İnsanlar çeşitli yönleriyle tanınır veya tanıtılır. Bu yön

ve yöntemlerden biri de kullanılan sıfatlardır. Mesela, filanca mutaassıptır

veya her düşünceye açıktır ifadeleri bu meyandadır.

Mutaassıp, bir düşünceye aşırı ölçüde bağlanıp ondan

başka düşünceleri kabul etmeyen kişilere verilen bir sıfattır. Bu yolun takibi

taassuptur.

Her düşünceye açık olan evet efendim cilerin vasfını

ifade eden tanımdır.

Taassuba gelince:

Taassup iki kısımdır:

a. Makbul olan taassup: Bundan salâbet-i diniyye/dinin

hükümlerinin yaşanması gayretini samimiyetle gösterenler, gayret edenler ve

hikmetlerine vâkıf olmak için çaba sarf edenler anlaşılır. Başka bir ifade ile

dinde kuvvetli bir inanca sahip olmak, taviz vermemek kesin itikat üzerinde

bulunmak, hak ve gerçek üzerinde sebat etmek, sarsılmamak ve titiz olmak

demektir.

b. Makbul olmayan, hoş görülmeyen taassup: Batıl da olsa

fikir ve görüşlerini doğru bulup körü körüne iddiada bulunmaktır. Bu büyük bir

hatadır. Her şeyin aşırısı dinimizce merduttur. Bundan dolayı Peygamber

Efendimiz (S.A.V.): İşlerin hayırlı olanı orta olandır buyurmuştur.

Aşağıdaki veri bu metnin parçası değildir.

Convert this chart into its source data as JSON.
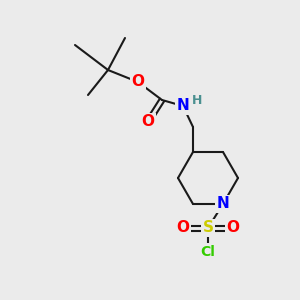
{
  "background_color": "#ebebeb",
  "bond_color": "#1a1a1a",
  "bond_width": 1.5,
  "atom_colors": {
    "O": "#ff0000",
    "N": "#0000ff",
    "H": "#4a9090",
    "S": "#cccc00",
    "Cl": "#33cc00",
    "C": "#1a1a1a"
  },
  "font_size_atoms": 11,
  "font_size_H": 9,
  "font_size_Cl": 10
}
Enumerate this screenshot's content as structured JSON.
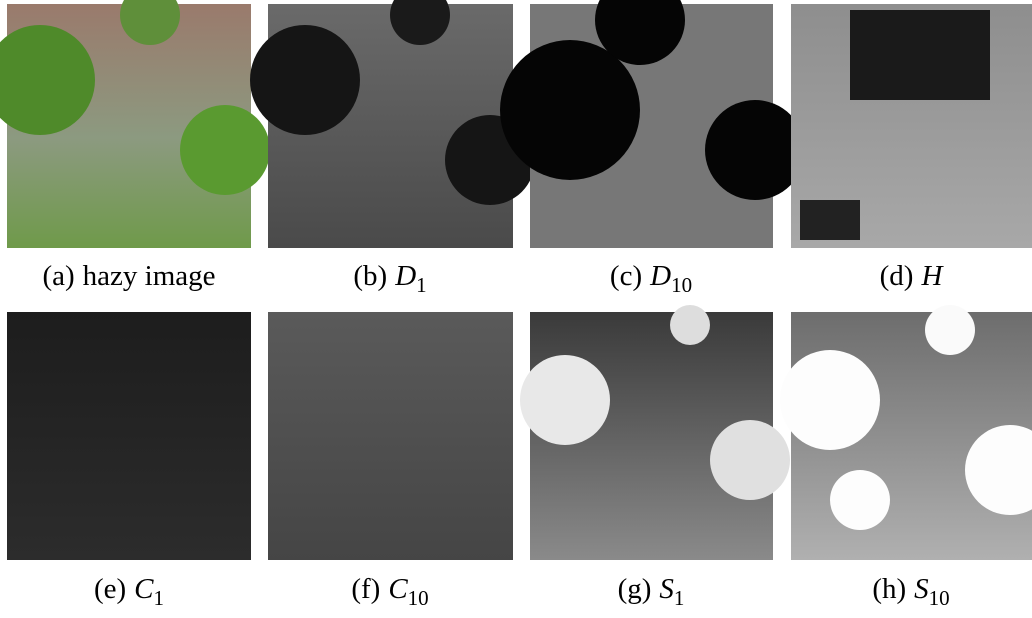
{
  "figure": {
    "panels": [
      {
        "label": "(a)",
        "text": "hazy image"
      },
      {
        "label": "(b)",
        "symbol": "D",
        "subscript": "1"
      },
      {
        "label": "(c)",
        "symbol": "D",
        "subscript": "10"
      },
      {
        "label": "(d)",
        "symbol": "H"
      },
      {
        "label": "(e)",
        "symbol": "C",
        "subscript": "1"
      },
      {
        "label": "(f)",
        "symbol": "C",
        "subscript": "10"
      },
      {
        "label": "(g)",
        "symbol": "S",
        "subscript": "1"
      },
      {
        "label": "(h)",
        "symbol": "S",
        "subscript": "10"
      }
    ]
  }
}
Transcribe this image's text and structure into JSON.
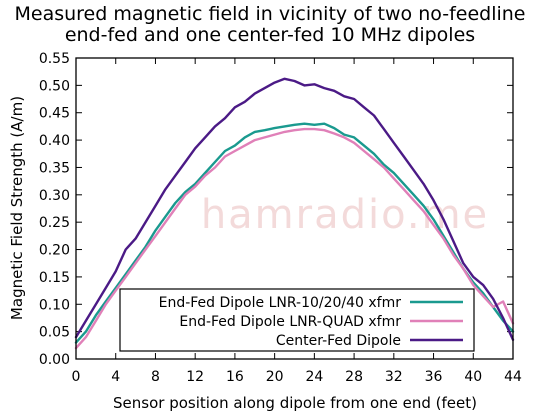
{
  "chart_data": {
    "type": "line",
    "title_lines": [
      "Measured magnetic field in vicinity of two no-feedline",
      "end-fed and one center-fed 10 MHz dipoles"
    ],
    "xlabel": "Sensor position along dipole from one end (feet)",
    "ylabel": "Magnetic Field Strength (A/m)",
    "xlim": [
      0,
      44
    ],
    "ylim": [
      0,
      0.55
    ],
    "xticks": [
      "0",
      "4",
      "8",
      "12",
      "16",
      "20",
      "24",
      "28",
      "32",
      "36",
      "40",
      "44"
    ],
    "yticks": [
      "0.00",
      "0.05",
      "0.10",
      "0.15",
      "0.20",
      "0.25",
      "0.30",
      "0.35",
      "0.40",
      "0.45",
      "0.50",
      "0.55"
    ],
    "grid": false,
    "legend_position": "bottom-left",
    "watermark": "hamradio.me",
    "series": [
      {
        "name": "End-Fed Dipole LNR-10/20/40 xfmr",
        "color": "#1a9a8f",
        "x": [
          0,
          1,
          2,
          3,
          4,
          5,
          6,
          7,
          8,
          9,
          10,
          11,
          12,
          13,
          14,
          15,
          16,
          17,
          18,
          19,
          20,
          21,
          22,
          23,
          24,
          25,
          26,
          27,
          28,
          29,
          30,
          31,
          32,
          33,
          34,
          35,
          36,
          37,
          38,
          39,
          40,
          41,
          42,
          43,
          44
        ],
        "y": [
          0.03,
          0.05,
          0.08,
          0.105,
          0.13,
          0.155,
          0.18,
          0.205,
          0.235,
          0.26,
          0.285,
          0.305,
          0.32,
          0.34,
          0.36,
          0.38,
          0.39,
          0.405,
          0.415,
          0.418,
          0.422,
          0.425,
          0.428,
          0.43,
          0.428,
          0.43,
          0.422,
          0.41,
          0.405,
          0.39,
          0.375,
          0.355,
          0.34,
          0.32,
          0.3,
          0.28,
          0.255,
          0.225,
          0.195,
          0.165,
          0.14,
          0.12,
          0.095,
          0.07,
          0.05
        ]
      },
      {
        "name": "End-Fed Dipole LNR-QUAD xfmr",
        "color": "#e080b8",
        "x": [
          0,
          1,
          2,
          3,
          4,
          5,
          6,
          7,
          8,
          9,
          10,
          11,
          12,
          13,
          14,
          15,
          16,
          17,
          18,
          19,
          20,
          21,
          22,
          23,
          24,
          25,
          26,
          27,
          28,
          29,
          30,
          31,
          32,
          33,
          34,
          35,
          36,
          37,
          38,
          39,
          40,
          41,
          42,
          43,
          44
        ],
        "y": [
          0.02,
          0.04,
          0.07,
          0.1,
          0.125,
          0.15,
          0.175,
          0.2,
          0.225,
          0.25,
          0.275,
          0.3,
          0.315,
          0.335,
          0.35,
          0.37,
          0.38,
          0.39,
          0.4,
          0.405,
          0.41,
          0.415,
          0.418,
          0.42,
          0.42,
          0.418,
          0.412,
          0.405,
          0.395,
          0.38,
          0.365,
          0.35,
          0.33,
          0.31,
          0.29,
          0.27,
          0.245,
          0.22,
          0.19,
          0.165,
          0.135,
          0.115,
          0.095,
          0.105,
          0.065
        ]
      },
      {
        "name": "Center-Fed Dipole",
        "color": "#4b1a86",
        "x": [
          0,
          1,
          2,
          3,
          4,
          5,
          6,
          7,
          8,
          9,
          10,
          11,
          12,
          13,
          14,
          15,
          16,
          17,
          18,
          19,
          20,
          21,
          22,
          23,
          24,
          25,
          26,
          27,
          28,
          29,
          30,
          31,
          32,
          33,
          34,
          35,
          36,
          37,
          38,
          39,
          40,
          41,
          42,
          43,
          44
        ],
        "y": [
          0.04,
          0.07,
          0.1,
          0.13,
          0.16,
          0.2,
          0.22,
          0.25,
          0.28,
          0.31,
          0.335,
          0.36,
          0.385,
          0.405,
          0.425,
          0.44,
          0.46,
          0.47,
          0.485,
          0.495,
          0.505,
          0.512,
          0.508,
          0.5,
          0.502,
          0.495,
          0.49,
          0.48,
          0.475,
          0.46,
          0.445,
          0.42,
          0.395,
          0.37,
          0.345,
          0.32,
          0.29,
          0.255,
          0.215,
          0.175,
          0.15,
          0.135,
          0.11,
          0.075,
          0.035
        ]
      }
    ]
  }
}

Bu, Müslüman ın inancından taviz vermesi manasına gelmez.

Katiyen böyle anlaşılmamalıdır. İslam ın yaşanması asla aşırılık değildir.

İslam da hoş görülmeyen körü körüne

iddialardır/saplantılardır. Buna dinimizce de hoş görülmeyen taassup denir.

Hatalı bir davranış tarzıdır.

Körü körüne bağlılıklar dini bilmemekten kaynaklanır.

Bunun yolu da her mü minin itikadı sağlam, ilmi olan ve ameli de itikadına ve

ilmine uygun olan bir zat ile daima bağlantılı olmaktır. Din böyle öğrenilir.

Ehlini bulamazsanız sapıklık da buradan başlar. Günümüzde bunun çok örnekleri

ve ibret alınacak görüntüleri vardır.

Müslümanlar bu işi ciddiye almalı. Körü körüne taassup

görüntüsünden uzak durmalı, etraflarını ürkütmemelidir.